Readme

Introduction

This repository is a collection of miscellaneous scripts, most of which are in some way related to the OpenClinica EDC or clinical research data management. Many are prototypes kept for posterity which have either not been used, or have graduated to getting their own repository.

Contents

The following is a summary of the contents of this repository, organised by language and sorted alphabetically.

XLST

  • OC_XML_to_SAS_R_CSV: XLST scripts for converting OpenClinica extracts in ODM 1.3 XML to CSV, R, SAS or Access. The "sas_singular" script has been adapted and included in the 3.11 release of OpenClinica.
  • collate_rules: A XSLT script for converting rule XML files that are being worked with in Excel. In "collate" mode it groups rule assignments by target for uploading to OpenClinica.

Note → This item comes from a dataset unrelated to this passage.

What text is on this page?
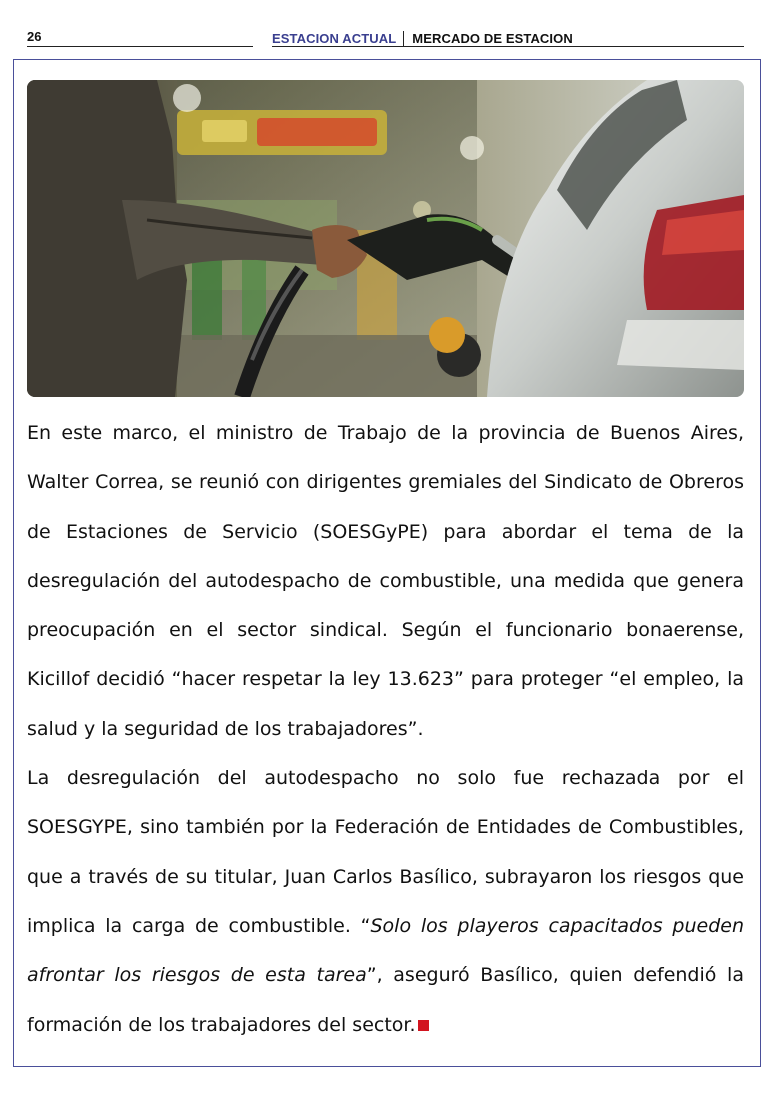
26	ESTACION ACTUAL MERCADO DE ESTACION

En este marco, el ministro de Trabajo de la provincia de Buenos Aires, Walter Correa, se reunió con dirigentes gremiales del Sindicato de Obreros de Estaciones de Servicio (SOESGyPE) para abordar el tema de la desregulación del autodespacho de combustible, una medida que genera preocupación en el sector sindical. Según el funcionario bonaerense, Kicillof decidió “hacer respetar la ley 13.623” para proteger “el empleo, la salud y la seguridad de los trabajadores”.

La desregulación del autodespacho no solo fue rechazada por el SOESGYPE, sino también por la Federación de Entidades de Combustibles, que a través de su titular, Juan Carlos Basílico, subrayaron los riesgos que implica la carga de combustible. “Solo los playeros capacitados pueden afrontar los riesgos de esta tarea”, aseguró Basílico, quien defendió la formación de los trabajadores del sector.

The "split" mode does the reverse.
  • compare_clinicaldata: A XLST script for combining multiple versions of an ODM 1.3 XML file so that they can be inspected for any differences.
  • dnotes: A XSLT script for generating a PDF report of discrepancy notes read from an OpenClinica ODM 1.3 XML file.
    • Interesting as an example of how to use XSL-FO to produce PDF documents from XML.
  • xforms: XSLT scripts for:
    • converting an xform xml form into a flat structure for review in Excel,
    • stripping out as much non-cell-data as possible from an Excel XML 2003 spreadsheet.

Python

  • codebook: a simple Python script for generating CSV listing of all value-label pairs for coded items in an OpenClinica study. The input can be either an ODM 1.3 XML or study metadata XML file.
  • scrape: a simple Python script for logging in to OpenClinica, scraping enrolment information and emailing a summary.
  • webservices: a Python module for interacting with the OpenClinica SOAP webservices, returning OrderedDicts instead of XML. Other implementations:
  • xlsform_images: a Python module for reading an ODK XLSForm spreadsheet an generating images of that text and/or images, to precisely control appearance. Superseded by odk_tools.

Other

  • accessdatamart: Access database and accompanying scripts for building an OpenClinica data mart. Superseded by Community DataMart.
  • crf_manager: An Access database for managing an OpenClinica CRF library. Can read in a directory of CRF Excel ".xls" files in for review or editing, and export them ".xls" again. Can also author new CRFs in it and export them.
    • Interesting for procedures that preserve the order of rows in the spreadsheet during import and export, since the Access VBA function TransferSpreadsheet doesn't guarantee row order.
  • repeated_rules: A VBScript with example XML templates for generating a large amount of similar rules for OpenClinica. Includes a Selenium IDE test suite definition of testing the rules, and a CRF spreadsheet that goes with the example rule XML files.
  • selenium_tasks: Selenium IDE scripts (HTML/JavaScript) for automating OpenClinica user tasks:
    • bulk CRF version migration (now a feature of OpenClinica 3.12)
    • deleting / removing rule definitions that meet one or more filter criteria.
  • windows_script_utils: scripts in various Windows-specific languages for miscellaneous tasks:
    • datamart_launcher_and_backup (VBScript): launcher for Community DataMart client Access databases; checks connectivity, initiates install if necessary, and sets process-level environment variables to facilitate connections; creates a backup copy of the database before opening it.
    • excelutils (PowerShell): function to convert OpenClinica CRF templates saved as Excel XML 2003 spreadsheets to Excel ".xls" files; function to convert Excel ".xlsx" files to CSV, one file per sheet.
    • export_access_to_excel (VBA): module for saving all non-system / temporary tables in an Access database to Excel ".xlsx". Can either export all tables as sheets in one workbook, or all tables as the only sheet in separate workbooks.
      • Interesting for an implementation of a test suite in VBA.
    • output_valid_system_paths (PowerShell): write a text file containing only valid (existing) paths present in the "PATH" user environment variable.
    • xml_file_diffs_by_folder (PowerShell): find the differences between two folder trees that have become out of sync, both in terms of whole files and content (based on file hash).